Der Bericht aus dem Jahr 1985 an den damaligen Kardinal-Staatssekretär Agostino Casaroli beginnt mit einer Relativierung: "Wenn man sich ein Gesamtbild über die Kirche in Österreich machen will, riskiert man laute - und vorwiegend negative - Elemente in den Vordergrund zu rücken und alles oder fast alles Gute im Schatten zu belassen - still, versteckt und zuweilen leidend. [...] Das Schlimme liegt teilweise in den Sozialstrukturen und Gesetzen, die der politische Laizismus seit langem betreibt (Aufklärung', zeitgenössischer Sozialismus) und der die in diesem Land auf großer Tradition beruhenden christlichen Werte zersetzt. [...] Dieses Land bar jeglichen Extremismus' und von Gewalt durchsetzten Protesten, das Paul VI. einst als Insel der Seligen' bezeichnete, weist eine hohe Selbstmordrate auf. Die Zahl der Abtreibungen steigt (eine Million von 1975 bis heute), ebenso der Konsum an Antidepressiva. Es ist nicht leicht, in die österreichische Seele zu blicken, die geteilt ist zwischen einem barocken Katholizismus und einem müden Skeptizismus, epikureisch und fatalistisch zugleich."

Barock und skeptisch

Cagna kritisiert die Kirchenaustritte und erwähnt den Kirchenbeitrag als Vorwand. "Der österreichische Episkopat ist gut", schreibt er. Die Bischöfe seien nicht verpolitisiert, ehrlich, strebsam. Aber manchmal auch zu vorsichtig, ängstlich gegenüber Theologen, Pastoralgremien, Journalisten und der öffentlichen Meinung, sodass sie selten Stellung bezögen.
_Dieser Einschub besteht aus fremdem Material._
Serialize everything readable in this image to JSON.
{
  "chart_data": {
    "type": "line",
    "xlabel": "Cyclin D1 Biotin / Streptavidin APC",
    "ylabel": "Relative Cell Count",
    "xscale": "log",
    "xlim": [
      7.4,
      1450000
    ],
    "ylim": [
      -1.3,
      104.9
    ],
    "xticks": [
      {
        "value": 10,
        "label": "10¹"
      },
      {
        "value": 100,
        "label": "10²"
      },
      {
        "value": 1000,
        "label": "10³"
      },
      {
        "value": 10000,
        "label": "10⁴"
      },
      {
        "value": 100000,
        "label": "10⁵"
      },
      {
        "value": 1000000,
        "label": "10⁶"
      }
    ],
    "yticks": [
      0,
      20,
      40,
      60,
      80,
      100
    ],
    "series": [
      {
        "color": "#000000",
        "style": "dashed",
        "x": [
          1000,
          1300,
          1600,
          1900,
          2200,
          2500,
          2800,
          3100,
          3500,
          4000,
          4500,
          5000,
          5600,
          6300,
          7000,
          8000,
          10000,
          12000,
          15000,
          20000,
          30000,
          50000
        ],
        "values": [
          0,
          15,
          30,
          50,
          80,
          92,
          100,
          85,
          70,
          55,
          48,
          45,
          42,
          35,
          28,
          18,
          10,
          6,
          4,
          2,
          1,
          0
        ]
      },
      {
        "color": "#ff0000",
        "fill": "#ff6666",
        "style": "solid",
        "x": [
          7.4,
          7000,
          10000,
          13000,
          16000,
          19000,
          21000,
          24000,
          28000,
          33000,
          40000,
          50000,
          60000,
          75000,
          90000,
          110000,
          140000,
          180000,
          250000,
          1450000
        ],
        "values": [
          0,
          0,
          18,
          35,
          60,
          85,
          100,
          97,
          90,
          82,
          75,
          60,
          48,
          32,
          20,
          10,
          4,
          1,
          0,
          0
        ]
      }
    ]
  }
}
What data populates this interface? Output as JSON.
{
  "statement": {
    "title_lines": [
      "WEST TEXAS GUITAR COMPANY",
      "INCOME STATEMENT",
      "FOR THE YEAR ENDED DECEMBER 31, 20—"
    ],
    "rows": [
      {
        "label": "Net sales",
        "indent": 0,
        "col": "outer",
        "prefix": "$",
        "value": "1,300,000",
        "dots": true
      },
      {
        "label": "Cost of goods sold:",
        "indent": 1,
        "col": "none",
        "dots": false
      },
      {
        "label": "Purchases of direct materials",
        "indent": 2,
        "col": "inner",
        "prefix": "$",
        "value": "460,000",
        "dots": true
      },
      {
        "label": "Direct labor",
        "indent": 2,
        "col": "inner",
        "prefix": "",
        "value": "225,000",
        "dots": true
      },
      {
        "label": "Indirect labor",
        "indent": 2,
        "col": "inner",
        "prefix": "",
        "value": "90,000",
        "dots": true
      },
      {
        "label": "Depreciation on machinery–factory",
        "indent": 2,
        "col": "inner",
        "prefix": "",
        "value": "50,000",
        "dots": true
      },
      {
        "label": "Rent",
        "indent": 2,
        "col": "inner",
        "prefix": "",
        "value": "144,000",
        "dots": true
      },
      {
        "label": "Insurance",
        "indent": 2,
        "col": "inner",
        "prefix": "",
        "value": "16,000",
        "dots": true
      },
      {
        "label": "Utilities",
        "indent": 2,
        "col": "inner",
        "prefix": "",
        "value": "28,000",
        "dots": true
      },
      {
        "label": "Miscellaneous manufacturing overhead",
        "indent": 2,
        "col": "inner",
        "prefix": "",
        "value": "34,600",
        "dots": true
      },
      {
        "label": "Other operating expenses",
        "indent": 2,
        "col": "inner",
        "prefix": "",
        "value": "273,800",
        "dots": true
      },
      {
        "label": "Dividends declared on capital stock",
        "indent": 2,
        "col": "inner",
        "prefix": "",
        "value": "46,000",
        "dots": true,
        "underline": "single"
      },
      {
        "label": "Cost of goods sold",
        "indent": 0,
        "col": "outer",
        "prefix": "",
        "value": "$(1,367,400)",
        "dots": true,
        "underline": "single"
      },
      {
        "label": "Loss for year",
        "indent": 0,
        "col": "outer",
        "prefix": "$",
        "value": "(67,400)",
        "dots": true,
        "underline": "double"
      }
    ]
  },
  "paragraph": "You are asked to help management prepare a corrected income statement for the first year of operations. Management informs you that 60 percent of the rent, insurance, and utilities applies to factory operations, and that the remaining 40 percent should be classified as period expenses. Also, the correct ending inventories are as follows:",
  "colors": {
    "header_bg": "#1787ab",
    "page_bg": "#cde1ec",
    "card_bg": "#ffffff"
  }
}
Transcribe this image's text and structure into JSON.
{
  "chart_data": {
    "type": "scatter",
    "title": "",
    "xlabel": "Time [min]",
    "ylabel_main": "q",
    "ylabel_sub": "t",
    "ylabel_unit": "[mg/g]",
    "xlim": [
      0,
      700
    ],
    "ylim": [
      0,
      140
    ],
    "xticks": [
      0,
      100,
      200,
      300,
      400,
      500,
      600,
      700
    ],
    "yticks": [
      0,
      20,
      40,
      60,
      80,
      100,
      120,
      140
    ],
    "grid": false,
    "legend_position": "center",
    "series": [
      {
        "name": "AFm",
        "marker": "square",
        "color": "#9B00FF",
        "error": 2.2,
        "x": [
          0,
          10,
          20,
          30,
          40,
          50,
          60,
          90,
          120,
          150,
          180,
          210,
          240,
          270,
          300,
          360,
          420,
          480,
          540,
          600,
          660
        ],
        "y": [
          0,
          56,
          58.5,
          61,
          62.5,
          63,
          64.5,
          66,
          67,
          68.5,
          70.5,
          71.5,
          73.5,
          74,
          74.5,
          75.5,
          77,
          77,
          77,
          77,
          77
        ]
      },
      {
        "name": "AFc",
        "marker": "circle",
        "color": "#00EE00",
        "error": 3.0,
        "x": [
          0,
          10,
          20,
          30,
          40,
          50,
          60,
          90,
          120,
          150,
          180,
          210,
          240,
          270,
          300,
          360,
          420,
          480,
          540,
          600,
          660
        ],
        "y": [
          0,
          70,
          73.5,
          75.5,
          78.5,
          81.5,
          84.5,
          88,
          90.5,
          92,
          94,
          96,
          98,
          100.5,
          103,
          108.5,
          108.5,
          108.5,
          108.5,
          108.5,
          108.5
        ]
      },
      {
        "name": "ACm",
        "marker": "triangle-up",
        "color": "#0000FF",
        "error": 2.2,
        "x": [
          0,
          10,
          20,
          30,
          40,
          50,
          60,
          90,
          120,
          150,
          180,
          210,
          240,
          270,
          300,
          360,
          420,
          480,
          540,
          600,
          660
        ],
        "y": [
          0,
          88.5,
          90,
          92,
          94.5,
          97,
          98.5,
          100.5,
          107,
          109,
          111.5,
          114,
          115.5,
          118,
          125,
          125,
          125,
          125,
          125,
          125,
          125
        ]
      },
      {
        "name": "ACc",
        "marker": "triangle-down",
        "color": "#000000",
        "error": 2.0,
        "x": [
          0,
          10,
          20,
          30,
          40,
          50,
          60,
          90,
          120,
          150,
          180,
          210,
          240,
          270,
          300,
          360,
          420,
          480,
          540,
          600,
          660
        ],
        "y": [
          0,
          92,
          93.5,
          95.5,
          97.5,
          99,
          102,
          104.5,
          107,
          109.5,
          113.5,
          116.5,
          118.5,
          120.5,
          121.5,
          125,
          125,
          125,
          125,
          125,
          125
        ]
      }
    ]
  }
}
Kein gutes Haar lässt der Bericht an den Laien: "In jedem Eck der katholischen Gemeinschaft kommt es zu Sitzungen und Diskussionen, die Zeit verschwendet, anstatt zu agieren und zu beten. Es wird auseinander dividiert anstatt die Einheit zum Keimen zu bringen. Die meisten dieser Laien an führender Stelle werden vom Wiener Weihbischof H. Krätzl unterstützt, sie sind alle ideologisch subversiv, gegen hierarchische Strukturen und zu offen nach allen Richtungen."
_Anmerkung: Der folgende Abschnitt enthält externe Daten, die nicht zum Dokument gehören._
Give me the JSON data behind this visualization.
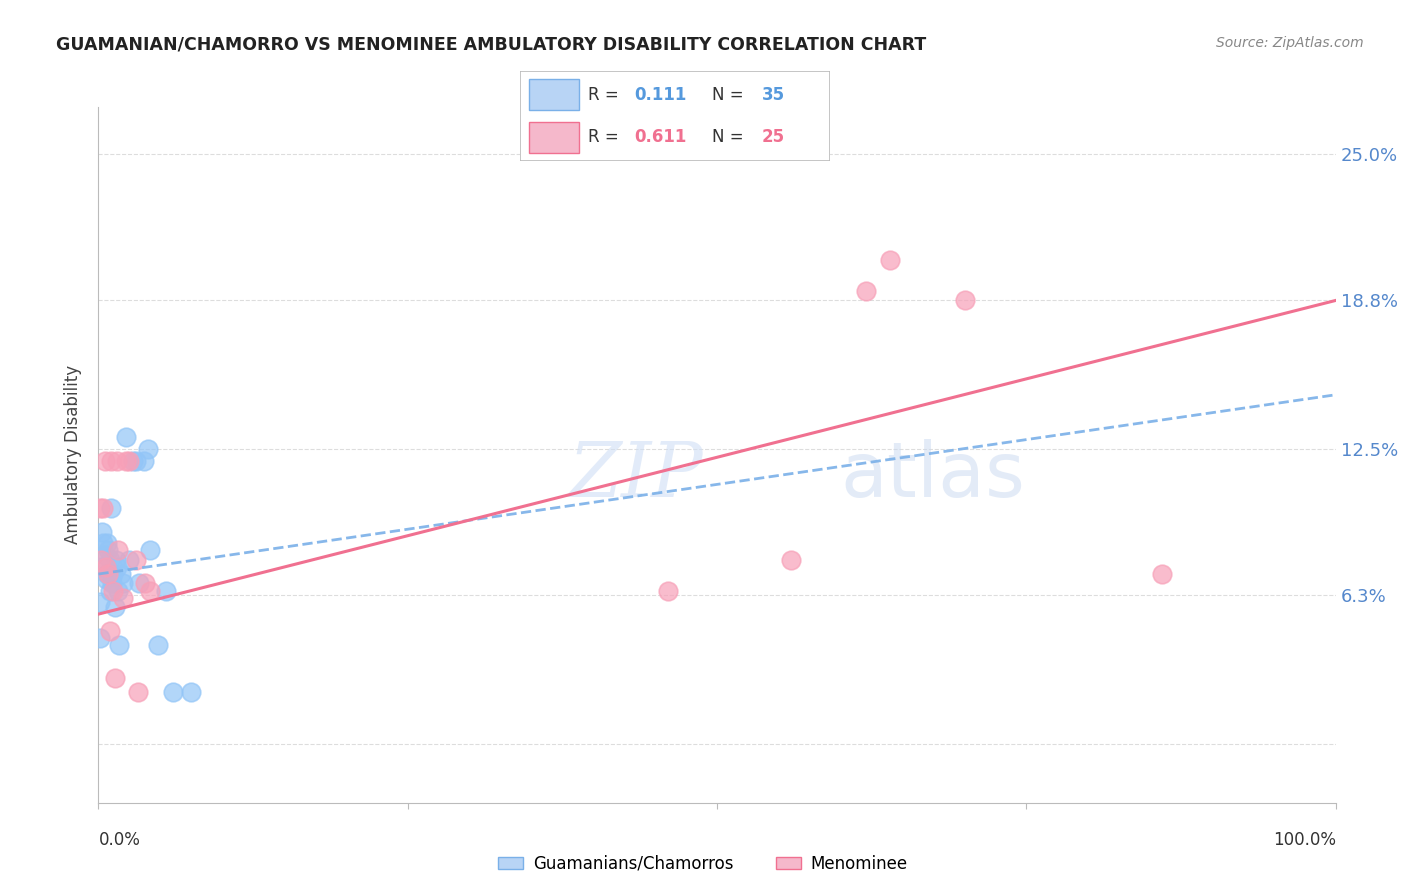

Theologische Fakultäten: "Jene in Wien, Salzburg, Graz, Innsbruck und in Linz, obwohl ohne Aufsehen erregende Radikalpositionen, [...] eröffnen ein hinterfragungswürdiges Bild. Es wird eine profillose, rückgratfreie Theologie gelehrt. [...] Besorgnis erregend vor allem der Unterricht der Moraltheologie (in Innsbruck P. Hans Rotter SJ, in Linz Alfons Riedl, in Salzburg Günter Virt), die immer mehr im Gegensatz zur kirchlichen Lehre steht, also relativistisch, subjektiv, konsequentialistisch. Man begreift nicht, wie die Bischöfe dies zulassen können, die sich daraufhin über die von ihnen bestellten Professoren beschweren, um sich schließlich gar von ihnen beeinflussen zu lassen." Kritisiert werden Pastoraltheologe Paul M. Zulehner ("ein 100-prozentiger Soziologe") und der Salzburger Liturgiker Franz Nikolasch. In Wien sollte Andreas Laun Moraltheologie lehren, aber der sei dem amtierenden Kardinal (König, Anm.) "troppo romano", zu römisch.

Thema Theologiestudenten: "Der Boom an Theologiestudenten, die nicht Priester werden wollen, und Frauen - seit Jahren von den Kirchenoberen gefördert - erweist sich nun als negativer Bumerang. Diese Menschen polemisieren gegen die Kirche. Ihre liberale Art zu denken und zu leben schafft eine schädliche Atmosphäre für Seminaristen, bei Religionslehrern und sogar in den Pfarren, wo sie als Pastoralassistenten tätig sind. Sogar Weihbischof H. Krätzl betont, dass diese Theologen eine innere Gefahr für die Kirche darstellen. Ein gutes Ambiente hingegen [...] bieten die Zisterzienser in Heiligenkreuz, in der Nähe Wiens."

Kirchenpresse oppositionell

Thema Medien: "Das österreichische Radio und Fernsehen (staatlich!) überträgt Gottesdienste und Meditationen. Die sind in Ordnung, wenngleich letztere auch von Persönlichkeiten durchgeführt werden, die für Verwirrung in der kirchlichen Doktrin sorgen. Die Kirchenzeitung in Wien (auch wenn von einem ehemaligen Priester geleitet) und jene in St. Pölten sind die vernünftigsten, während jene in Salzburg und Linz oppositionell und provokant auftreten."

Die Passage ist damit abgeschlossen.